The Honeymoon Effect

Dr. Bruce Lipton, a cellular biologist, writes about the “Honeymoon Effect” and how it affects our health.

When we fall in love, our eyes twinkle. Our affection isn’t just limited to our partner; rather we are in love with life itself and it shows.

He urges us to rewrite our perceptions so we can create that head-over-heels in love state-of-mind again and again and again.

Lipton calls the quest to continuously feel “in love,” “the science of creating heaven on earth.” 💥

Science has spoken about such things, writes Lipton. For example, HeartMath researchers have found the impact of love itself is real and biochemically measurable.

According to Lipton, when subjects focus their attention on the heart and activate a core heart feeling, such as love, appreciation, or caring, these emotions immediately shift their heartbeat rhythms into a more coherent pattern. Increasing heartbeat coherence activates a cascade of neural and biochemical events that affect virtually every organ in the body.
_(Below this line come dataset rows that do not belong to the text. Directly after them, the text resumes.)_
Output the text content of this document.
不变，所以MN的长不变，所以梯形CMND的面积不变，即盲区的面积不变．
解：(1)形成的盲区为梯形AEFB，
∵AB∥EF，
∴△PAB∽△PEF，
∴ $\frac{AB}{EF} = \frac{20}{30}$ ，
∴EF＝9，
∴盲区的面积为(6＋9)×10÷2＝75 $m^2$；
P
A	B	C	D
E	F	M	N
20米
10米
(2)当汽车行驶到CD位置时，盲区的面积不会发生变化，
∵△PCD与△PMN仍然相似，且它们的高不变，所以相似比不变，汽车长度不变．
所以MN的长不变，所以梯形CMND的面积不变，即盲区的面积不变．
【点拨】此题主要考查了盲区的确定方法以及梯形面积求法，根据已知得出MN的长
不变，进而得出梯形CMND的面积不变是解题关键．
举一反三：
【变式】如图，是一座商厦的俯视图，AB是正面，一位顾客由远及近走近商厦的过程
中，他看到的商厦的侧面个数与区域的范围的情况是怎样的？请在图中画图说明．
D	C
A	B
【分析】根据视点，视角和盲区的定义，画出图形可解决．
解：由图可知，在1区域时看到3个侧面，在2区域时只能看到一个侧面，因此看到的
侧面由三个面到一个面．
Studies demonstrate that having heart coherence reduces the activity of the sympathetic nervous system—our fight-or-flight mechanism—while simultaneously increasing the healing activity of the parasympathetic nervous system. As a result, stress hormones are reduced and the anti-aging hormone DHEA is produced.

Love actually does make us healthier, happier, and causes us to live longer.

I have left “Christian City” and I am on a journey to find the Kingdom of Love, where I’ve heard that people fall in love over and over again with their beautiful King. He has become their “magnificent obsession.” Their eyes twinkle, they are love with life itself, and they experience “heaven on earth.”